In the past, most attribution plays have been focused on streamlining the media
mix and investing to drive better ROI on your spend. But if you pull the camera back, you see a deeper picture, and the other channels come in. When do I email them, what should I say, and how much do
I invest? What should I do in the retail environment, and what should I say in direct mail? What should be in the mobile app, and how do I drive them to download it?
How do
companies measure the customer journey?
They use statistical modeling to determine the value of any input and follow the customer journey from point A to point B, B being the goal, A being
the point wherever they start. If they’re trying to understand what causes people to fill out the lead form on your Web site, that’s B. And their attribution would look at paid
advertising. But if they stretch B to a purchase, they may have to measure paid, earned and owned channels. There are more channel inputs, and the model is different. It’s a lot harder for most
organizations to decide the contributing factors to this outcome
Are attribution models geared to this?
A lot of the time, the attribution model is asking which channel is
performing better. But how much do we weigh the channel vs. the ad copy itself? If we’re not rigorous in the way we apply the scientific method, it starts to muddy the results.

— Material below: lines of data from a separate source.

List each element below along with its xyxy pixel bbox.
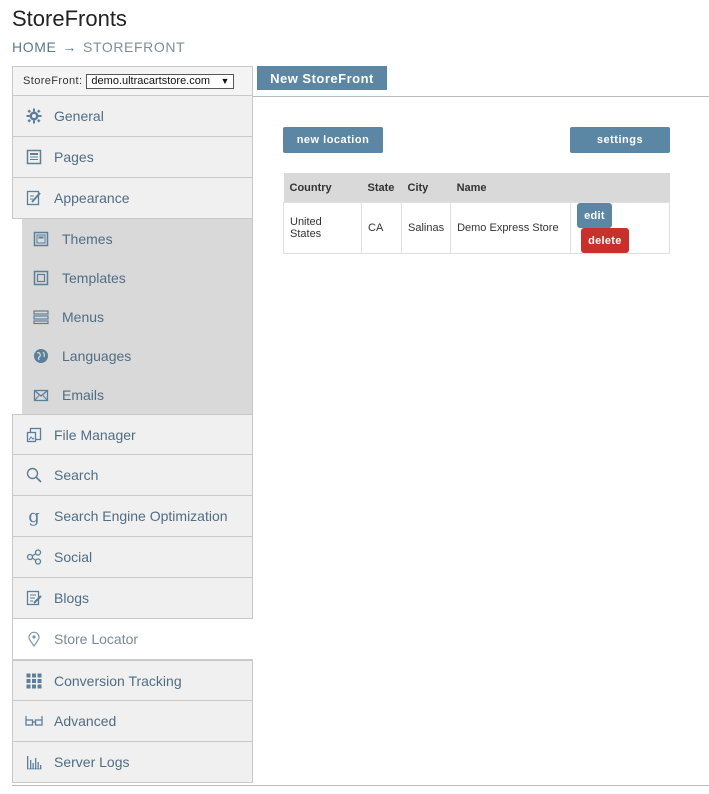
- appearance-icon: [25, 189, 43, 207]
- bar-chart-icon: [25, 753, 43, 771]
- sidebar-item-label: Social: [54, 549, 93, 565]
- cell-state: CA: [361, 202, 402, 254]
- storefront-selector-bar: StoreFront: demo.ultracartstore.com ▼: [12, 66, 253, 96]
- sidebar-item-conversion-tracking[interactable]: Conversion Tracking: [12, 660, 253, 701]
- cell-name: Demo Express Store: [450, 202, 572, 254]
- appearance-submenu: Themes Templates Menus Languages Emails: [22, 219, 253, 414]
- sidebar-item-seo[interactable]: g Search Engine Optimization: [12, 496, 253, 537]
- content-divider: [253, 96, 709, 97]
- breadcrumb-home-link[interactable]: HOME: [12, 39, 56, 55]
- sidebar-item-pages[interactable]: Pages: [12, 137, 253, 178]
- sidebar-subitem-languages[interactable]: Languages: [22, 336, 252, 375]
- gear-icon: [25, 107, 43, 125]
- delete-button[interactable]: delete: [581, 228, 629, 253]
- column-header-city: City: [401, 173, 451, 203]
- sidebar-item-label: Search Engine Optimization: [54, 508, 228, 524]
- sidebar-item-label: Server Logs: [54, 754, 130, 770]
- storefront-select-value: demo.ultracartstore.com: [91, 75, 211, 87]
- sidebar-item-advanced[interactable]: Advanced: [12, 701, 253, 742]
- sidebar-item-file-manager[interactable]: File Manager: [12, 414, 253, 455]
- location-pin-icon: [25, 630, 43, 648]
- sidebar-item-label: Conversion Tracking: [54, 672, 182, 689]
- sidebar-item-appearance[interactable]: Appearance: [12, 178, 253, 219]
- menu-icon: [32, 308, 50, 326]
- email-icon: [32, 386, 50, 404]
- sidebar-subitem-emails[interactable]: Emails: [22, 375, 252, 414]
- sidebar-subitem-menus[interactable]: Menus: [22, 297, 252, 336]
- sidebar-item-label: Store Locator: [54, 631, 139, 647]
- sidebar-item-store-locator[interactable]: Store Locator: [12, 619, 253, 660]
- sidebar-item-general[interactable]: General: [12, 96, 253, 137]
- sidebar-item-label: Advanced: [54, 713, 117, 729]
- sidebar-item-search[interactable]: Search: [12, 455, 253, 496]
- google-icon: g: [28, 505, 40, 527]
- cell-country: United States: [283, 202, 362, 254]
- column-header-state: State: [361, 173, 402, 203]
- storefront-select[interactable]: demo.ultracartstore.com ▼: [86, 73, 235, 89]
- new-location-button[interactable]: new location: [283, 127, 383, 153]
- file-manager-icon: [25, 426, 43, 444]
- sidebar: StoreFront: demo.ultracartstore.com ▼ Ge…: [12, 66, 253, 783]
- table-header-row: Country State City Name: [283, 173, 670, 203]
- storefront-selector-label: StoreFront:: [23, 75, 83, 87]
- cell-actions: editdelete: [570, 202, 670, 254]
- column-header-actions: [570, 173, 670, 203]
- bottom-divider: [12, 785, 709, 786]
- breadcrumb-current: STOREFRONT: [83, 39, 186, 55]
- globe-icon: [32, 347, 50, 365]
- sidebar-subitem-label: Themes: [62, 230, 113, 247]
- column-header-name: Name: [450, 173, 571, 203]
- sidebar-item-label: Search: [54, 467, 99, 483]
- sidebar-item-server-logs[interactable]: Server Logs: [12, 742, 253, 783]
- breadcrumb: HOME → STOREFRONT: [12, 39, 185, 55]
- blog-icon: [25, 589, 43, 607]
- sidebar-item-label: Blogs: [54, 590, 90, 606]
- new-storefront-tab[interactable]: New StoreFront: [257, 66, 387, 90]
- settings-button[interactable]: settings: [570, 127, 670, 153]
- sidebar-subitem-label: Menus: [62, 308, 105, 325]
- sidebar-subitem-label: Templates: [62, 269, 126, 286]
- grid-icon: [25, 672, 43, 690]
- glasses-icon: [25, 712, 43, 730]
- sidebar-subitem-label: Emails: [62, 386, 105, 403]
- search-icon: [25, 466, 43, 484]
- cell-city: Salinas: [400, 202, 452, 254]
- table-row: United States CA Salinas Demo Express St…: [283, 202, 670, 254]
- sidebar-item-social[interactable]: Social: [12, 537, 253, 578]
- column-header-country: Country: [283, 173, 362, 203]
- dropdown-arrow-icon: ▼: [220, 76, 230, 86]
- themes-icon: [32, 230, 50, 248]
- share-icon: [25, 548, 43, 566]
- sidebar-item-label: Pages: [54, 149, 94, 165]
- templates-icon: [32, 269, 50, 287]
- sidebar-subitem-templates[interactable]: Templates: [22, 258, 252, 297]
- page-icon: [25, 148, 43, 166]
- page-title: StoreFronts: [12, 6, 127, 31]
- breadcrumb-separator: →: [62, 39, 78, 55]
- locations-table: Country State City Name United States CA…: [283, 173, 670, 254]
- sidebar-item-blogs[interactable]: Blogs: [12, 578, 253, 619]
- sidebar-subitem-label: Languages: [62, 347, 132, 364]
- edit-button[interactable]: edit: [577, 203, 612, 228]
- sidebar-item-label: File Manager: [54, 426, 136, 443]
- sidebar-subitem-themes[interactable]: Themes: [22, 219, 252, 258]
- sidebar-item-label: Appearance: [54, 190, 130, 206]
- sidebar-item-label: General: [54, 108, 104, 124]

How good are brands at mobile attribution?
It mirrors what happened with Web sites in the mid-’90s. They were an IT project initially. Then most organizations moved it under the
chief marketing officer. There is now an evolution from the mobile app as a tool to the app as a channel. The mobile apps have been born outside of marketing, and have not had all the business and
digital marketing rigor. But brands are moving quickly to adapt marketing best practices.
Does attribution affect content?
There’s content in every
attribution. You have copy. You have imagery. Did the motion graphic perform better than non-motion graphic? Did video work better? It’s about landing pages, and how we might decorate the retail
environment, or how an outbound salesperson might make an offer.
What would you say in conclusion?
We’re seeing a great desire on the part of brands to drive less by
gut instinct and more by the light of data. And people are recognizing that there is a clear maturity continuum in the use of analytics. The more you stay on the low end of that, the less ROI
potential you have. And further up, you unlock greater degrees of ROI potential.